Mac OS is immune to viruses! Steve Jobs said so! Its design is so advanced that it can't possibly become infected!

Re:This is impossible!

[Rainbowdash]

But Steve Jobs is dead so the protective bubble around dem apple machines is gone!

Re:Why Macs?

that you apparently think you've just zinged the quoted AC says more about your homophobia than it does about the AC's supposed homosexuality

Re:Why Macs?

[kamapuaa]

Ha HA you got him AC is a total fag.

Re:Why Macs?

Do people use Macs to store anything of real importance on? I mean when i think of servers or services that people might want to use malware to gain access to, Macs aren't really on the list.

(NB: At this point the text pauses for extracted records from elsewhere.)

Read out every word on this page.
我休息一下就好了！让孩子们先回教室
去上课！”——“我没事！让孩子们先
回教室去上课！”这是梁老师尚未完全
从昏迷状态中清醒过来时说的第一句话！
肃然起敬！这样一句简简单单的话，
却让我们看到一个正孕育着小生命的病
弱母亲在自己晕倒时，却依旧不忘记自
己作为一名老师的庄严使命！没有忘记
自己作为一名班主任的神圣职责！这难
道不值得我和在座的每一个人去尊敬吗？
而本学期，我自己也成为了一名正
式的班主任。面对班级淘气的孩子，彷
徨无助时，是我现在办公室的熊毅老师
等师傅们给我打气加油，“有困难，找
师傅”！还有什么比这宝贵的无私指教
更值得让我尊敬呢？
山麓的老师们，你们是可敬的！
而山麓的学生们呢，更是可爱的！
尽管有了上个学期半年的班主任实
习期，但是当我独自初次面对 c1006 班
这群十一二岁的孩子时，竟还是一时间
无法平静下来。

It's actually a government operation, terrorists are generally known to be mac users. Remember what happened in the "big apple" in 2001? That's why the Apple logo has a big bite out of it, symbolic of their plot to destroy America....... they've been recruiting terrorists for years. It's pretty obvious, you people are blind.

Re:Why Macs?

My boyfriend is ok with it, bet your hand would be happier if you watched some porn from time to time and maybe go out from your parents basement

Re:Secret Linux sleeper agent' views on Mac mental

[Rainbowdash]

I did fall asleep, thanks man for getting me fired! But your point still stands, one of the reasons I still buy portables from Apple is due to the Aluminium and magsafe, considering making a mint macbook air later on~~but $$ is running tight

Re:say it ain't so

I thought the real world was more than your parents' basement. Perhaps I was mistaken!

oh well crafted...what does that even mean? ~95% of computer users aren't mac users, are you implying that no one but mac users venture from their parents' basements?

You're also a little late. Us "Mactards" joined the supposed real world way back in the pre-OS X days. Malware on the Mac is nothing new. You're many years late to the party

Funny that you purport to be knowledgeable yet fail to realize it's only in recent times that Apple has begun toning down and even yanking its erroneous virus/trojan/malware free claims from its website. I suppose you 'joined the real world' but Apple didn't?
Couple that with the contradictory claims of 'Macs can run Windows' but 'Macs can't get PC viruses' and Apple is looking pretty disingenuous and misleading.

Re:say it ain't so

[jo_ham]

How brave of you to log in and stand behind your arguments! Oh wait, the other thing.

You're in no position to be critiquing anyone, kid. Learn to log in first, then we'll talk.